Even with two days of mountains on the horizon, the sprinters are never ones to save their energy, taking every chance they can to take the victory. With the sun beating down on stage 7, the pace was fast and furious, and in a close-fought finale, BORA-hansgrohe’s Rüdiger Selig took seventh spot, picking his line perfectly and showing the world’s best he’s a force to be reckoned with. The whole team finished with the same time as the sprinters, protecting Rafał Majka’s tenth in the GC.
In sharp contrast to the start in Germany, as the race has headed further into France, the temperatures have risen consistently. Today, while the 213.5km stage was fairly featureless, with only one fourth category climb to break up the day, it was to be a hot, sunny day, which would take a massive toll on the riders on a long stage like this. The flat finale suggested the sprinters would push once again for the win, meaning the final 20km would be fast-paced and energy sapping.

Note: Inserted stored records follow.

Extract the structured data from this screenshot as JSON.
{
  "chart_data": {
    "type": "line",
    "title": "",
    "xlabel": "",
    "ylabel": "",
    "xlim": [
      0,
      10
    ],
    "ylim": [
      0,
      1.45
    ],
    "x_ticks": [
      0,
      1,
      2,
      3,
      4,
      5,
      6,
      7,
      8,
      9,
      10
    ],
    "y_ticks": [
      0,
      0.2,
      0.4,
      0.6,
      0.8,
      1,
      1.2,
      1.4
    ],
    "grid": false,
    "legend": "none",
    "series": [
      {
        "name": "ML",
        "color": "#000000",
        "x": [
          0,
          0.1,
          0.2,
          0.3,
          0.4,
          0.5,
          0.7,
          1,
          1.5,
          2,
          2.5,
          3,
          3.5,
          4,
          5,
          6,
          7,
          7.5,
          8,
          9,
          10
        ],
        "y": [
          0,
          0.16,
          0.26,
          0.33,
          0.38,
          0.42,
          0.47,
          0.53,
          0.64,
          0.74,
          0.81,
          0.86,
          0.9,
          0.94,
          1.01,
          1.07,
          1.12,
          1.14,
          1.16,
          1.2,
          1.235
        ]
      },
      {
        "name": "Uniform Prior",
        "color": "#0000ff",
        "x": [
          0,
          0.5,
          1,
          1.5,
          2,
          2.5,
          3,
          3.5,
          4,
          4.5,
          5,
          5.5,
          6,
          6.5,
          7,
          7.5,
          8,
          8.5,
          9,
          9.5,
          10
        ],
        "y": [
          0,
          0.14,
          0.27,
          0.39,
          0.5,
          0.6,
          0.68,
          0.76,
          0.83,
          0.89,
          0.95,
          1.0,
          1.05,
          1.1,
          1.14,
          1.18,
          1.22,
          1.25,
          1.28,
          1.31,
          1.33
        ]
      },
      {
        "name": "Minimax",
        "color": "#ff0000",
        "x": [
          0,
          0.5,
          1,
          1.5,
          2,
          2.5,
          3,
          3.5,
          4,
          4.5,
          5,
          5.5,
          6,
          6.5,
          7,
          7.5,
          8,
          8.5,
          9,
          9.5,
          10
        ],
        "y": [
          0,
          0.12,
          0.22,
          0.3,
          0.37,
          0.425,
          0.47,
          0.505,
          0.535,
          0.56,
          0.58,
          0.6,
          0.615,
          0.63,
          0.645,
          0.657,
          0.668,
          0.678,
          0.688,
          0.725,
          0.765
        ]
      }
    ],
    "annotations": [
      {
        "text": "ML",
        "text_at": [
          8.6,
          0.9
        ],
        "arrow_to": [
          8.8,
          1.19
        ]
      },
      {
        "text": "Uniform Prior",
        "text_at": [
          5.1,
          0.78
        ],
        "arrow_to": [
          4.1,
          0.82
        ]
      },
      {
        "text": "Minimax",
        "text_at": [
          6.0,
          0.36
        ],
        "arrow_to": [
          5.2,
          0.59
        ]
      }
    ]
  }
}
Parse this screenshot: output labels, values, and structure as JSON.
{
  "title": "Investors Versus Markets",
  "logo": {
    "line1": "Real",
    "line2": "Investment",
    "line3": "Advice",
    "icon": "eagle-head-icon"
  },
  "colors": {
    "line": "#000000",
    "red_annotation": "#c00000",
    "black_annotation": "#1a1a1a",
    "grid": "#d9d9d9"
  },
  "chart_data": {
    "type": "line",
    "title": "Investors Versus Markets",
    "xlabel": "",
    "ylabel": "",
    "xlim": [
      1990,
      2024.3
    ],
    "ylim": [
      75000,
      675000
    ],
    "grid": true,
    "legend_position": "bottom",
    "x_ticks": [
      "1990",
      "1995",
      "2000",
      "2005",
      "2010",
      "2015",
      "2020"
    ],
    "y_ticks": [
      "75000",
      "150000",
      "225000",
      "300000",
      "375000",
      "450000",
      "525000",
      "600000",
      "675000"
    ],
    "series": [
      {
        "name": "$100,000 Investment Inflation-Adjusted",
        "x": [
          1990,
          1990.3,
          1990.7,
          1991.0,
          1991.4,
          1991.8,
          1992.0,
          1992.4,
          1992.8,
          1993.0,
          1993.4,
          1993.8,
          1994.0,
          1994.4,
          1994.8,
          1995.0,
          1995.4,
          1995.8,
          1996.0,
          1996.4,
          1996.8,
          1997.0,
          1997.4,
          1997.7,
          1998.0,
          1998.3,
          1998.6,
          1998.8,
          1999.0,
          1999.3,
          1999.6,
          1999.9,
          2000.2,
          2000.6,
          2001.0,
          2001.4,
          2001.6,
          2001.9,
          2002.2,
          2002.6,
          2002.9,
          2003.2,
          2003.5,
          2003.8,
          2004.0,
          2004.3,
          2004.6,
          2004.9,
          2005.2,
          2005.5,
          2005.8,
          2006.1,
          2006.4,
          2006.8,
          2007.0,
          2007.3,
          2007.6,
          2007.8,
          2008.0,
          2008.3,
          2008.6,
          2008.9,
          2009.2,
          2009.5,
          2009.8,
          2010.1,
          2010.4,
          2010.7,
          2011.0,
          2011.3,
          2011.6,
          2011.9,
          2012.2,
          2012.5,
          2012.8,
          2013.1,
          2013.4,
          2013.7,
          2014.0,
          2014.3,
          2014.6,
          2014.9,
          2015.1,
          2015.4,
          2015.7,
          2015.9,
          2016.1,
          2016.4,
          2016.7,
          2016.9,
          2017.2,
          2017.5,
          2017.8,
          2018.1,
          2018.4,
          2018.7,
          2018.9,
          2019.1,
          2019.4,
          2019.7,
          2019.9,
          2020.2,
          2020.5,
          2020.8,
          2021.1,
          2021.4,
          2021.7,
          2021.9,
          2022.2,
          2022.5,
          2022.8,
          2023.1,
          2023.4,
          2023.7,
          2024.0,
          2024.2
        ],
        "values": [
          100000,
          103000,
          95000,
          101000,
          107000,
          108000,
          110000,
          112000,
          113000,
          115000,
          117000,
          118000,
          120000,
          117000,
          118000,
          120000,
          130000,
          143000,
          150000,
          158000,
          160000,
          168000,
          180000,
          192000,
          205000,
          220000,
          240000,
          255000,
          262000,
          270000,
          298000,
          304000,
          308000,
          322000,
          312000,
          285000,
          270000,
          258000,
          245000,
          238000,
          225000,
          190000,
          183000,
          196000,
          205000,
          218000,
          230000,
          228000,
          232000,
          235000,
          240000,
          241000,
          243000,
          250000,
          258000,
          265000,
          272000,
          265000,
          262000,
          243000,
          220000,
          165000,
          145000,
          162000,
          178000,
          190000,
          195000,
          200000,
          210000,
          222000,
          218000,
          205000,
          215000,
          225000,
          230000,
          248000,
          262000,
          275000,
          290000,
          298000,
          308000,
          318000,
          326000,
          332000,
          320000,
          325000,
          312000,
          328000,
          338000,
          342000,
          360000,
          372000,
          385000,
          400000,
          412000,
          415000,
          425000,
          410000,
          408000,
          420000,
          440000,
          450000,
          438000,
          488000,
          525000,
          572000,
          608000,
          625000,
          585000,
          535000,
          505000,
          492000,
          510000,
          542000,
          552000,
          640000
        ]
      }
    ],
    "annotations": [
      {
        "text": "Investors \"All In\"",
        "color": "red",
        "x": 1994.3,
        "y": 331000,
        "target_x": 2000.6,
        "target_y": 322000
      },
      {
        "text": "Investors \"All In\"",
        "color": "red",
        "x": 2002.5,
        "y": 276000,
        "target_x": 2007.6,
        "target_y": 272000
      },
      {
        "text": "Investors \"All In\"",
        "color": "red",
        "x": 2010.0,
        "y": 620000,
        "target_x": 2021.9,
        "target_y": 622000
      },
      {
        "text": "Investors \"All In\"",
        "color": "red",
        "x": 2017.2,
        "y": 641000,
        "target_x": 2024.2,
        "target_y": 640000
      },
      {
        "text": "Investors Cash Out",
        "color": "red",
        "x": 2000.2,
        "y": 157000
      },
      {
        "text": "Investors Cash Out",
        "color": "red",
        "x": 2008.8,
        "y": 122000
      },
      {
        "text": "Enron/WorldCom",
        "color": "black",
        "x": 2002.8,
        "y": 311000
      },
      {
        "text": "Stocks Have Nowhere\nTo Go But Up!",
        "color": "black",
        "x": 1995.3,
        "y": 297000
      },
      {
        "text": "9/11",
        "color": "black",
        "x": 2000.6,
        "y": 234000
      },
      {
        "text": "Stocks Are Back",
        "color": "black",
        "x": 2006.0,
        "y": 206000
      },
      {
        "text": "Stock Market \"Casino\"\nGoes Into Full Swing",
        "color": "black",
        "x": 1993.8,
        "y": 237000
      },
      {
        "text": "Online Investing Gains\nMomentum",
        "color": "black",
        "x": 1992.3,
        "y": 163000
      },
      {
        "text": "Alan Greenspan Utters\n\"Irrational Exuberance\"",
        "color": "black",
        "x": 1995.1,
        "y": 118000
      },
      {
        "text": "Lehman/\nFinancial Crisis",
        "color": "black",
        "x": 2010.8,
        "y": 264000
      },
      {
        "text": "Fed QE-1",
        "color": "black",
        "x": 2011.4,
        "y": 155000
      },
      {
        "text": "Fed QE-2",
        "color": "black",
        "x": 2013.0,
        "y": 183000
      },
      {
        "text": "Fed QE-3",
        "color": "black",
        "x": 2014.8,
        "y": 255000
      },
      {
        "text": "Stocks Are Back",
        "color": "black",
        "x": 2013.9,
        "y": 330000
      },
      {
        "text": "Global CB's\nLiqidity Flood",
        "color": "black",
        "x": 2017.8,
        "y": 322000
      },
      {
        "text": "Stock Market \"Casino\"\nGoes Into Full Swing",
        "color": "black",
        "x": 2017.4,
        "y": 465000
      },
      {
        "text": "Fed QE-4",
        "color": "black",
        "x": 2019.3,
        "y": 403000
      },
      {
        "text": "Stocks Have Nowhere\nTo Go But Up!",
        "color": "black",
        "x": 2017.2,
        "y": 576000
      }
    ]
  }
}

The breaks could barely wait until the race director dropped the flag to start their attacks, with a group of four going off the front, and the GC teams working hard to stop anyone else launching a counter attack. Their lead hit almost four minutes as the temperatures rose – BORA-hansgrohe’s Marcus Burghardt carrying bidons to his teammates to keep them hydrated, at times carrying up to seven bottles under his German national champion’s jersey. As the race hit its final 100km though, the character of the stage changed and the speed began to ramp up, the peloton helped by a tailwind to reduce the gap on the break.
Hitting the final 10km and the escapees were in sight, the remaining trio knowing it was only a matter of time until they were swallowed up again by the bunch after 200km out on their own, shaking hands as the peloton swept by. As a bunch sprint was now a certainty, the speeds hit 70km/h, with the peloton struggling to stay together. Riding on his own again, Rüdi Selig was up at the front, competing with some of the fastest sprinters in the professional peloton and holding his own – picking his spot perfectly and improving on his ninth on yesterday’s stage to take seventh today.
After such a strong ride, Rüdi was pleased with the outcome, and was already analysing his performance and aiming to improve. “I felt better today. I had some stomach problems the last couple of days and didn’t feel I had much power in my legs – now I’m getting better again. At 1,500m to go, I had to brake behind Greipel and lost all my speed, but managed to get on the front again. Like yesterday though, when Kittel started his sprint, I’d almost spent all my energy. I ran out of gears in the end – my 54×11 felt a bit light – but I’m happy to be feeling better and am pleased with my seventh place today.”
BORA-hansgrohe’s Team Coach, Patxi Vila, knew that even though the stage was fairly flat, the heat and the wind would take its toll on the team. “It was a very hot day, with a lot of crosswinds, so it was hard for everyone out there. Everybody worked well and protected Rafa – that was again our main goal. I’ve got huge respect for Rüdi’s effort – to fight on his own out there against the big teams is so hard, and it’s incredible how he manages to be up there where he needs to be. With his seventh place, we’re really happy today.”
A hard day awaits tomorrow, as the Tour flexes its climbing muscles again. The whole day is undulating, but the stage will be decided on the final climb – the 11.7km first category climb forming a perfect launchpad for a late attack before the finish in Station des Rousses. A brave rider can take a solo win – if they pick the right spot to break away.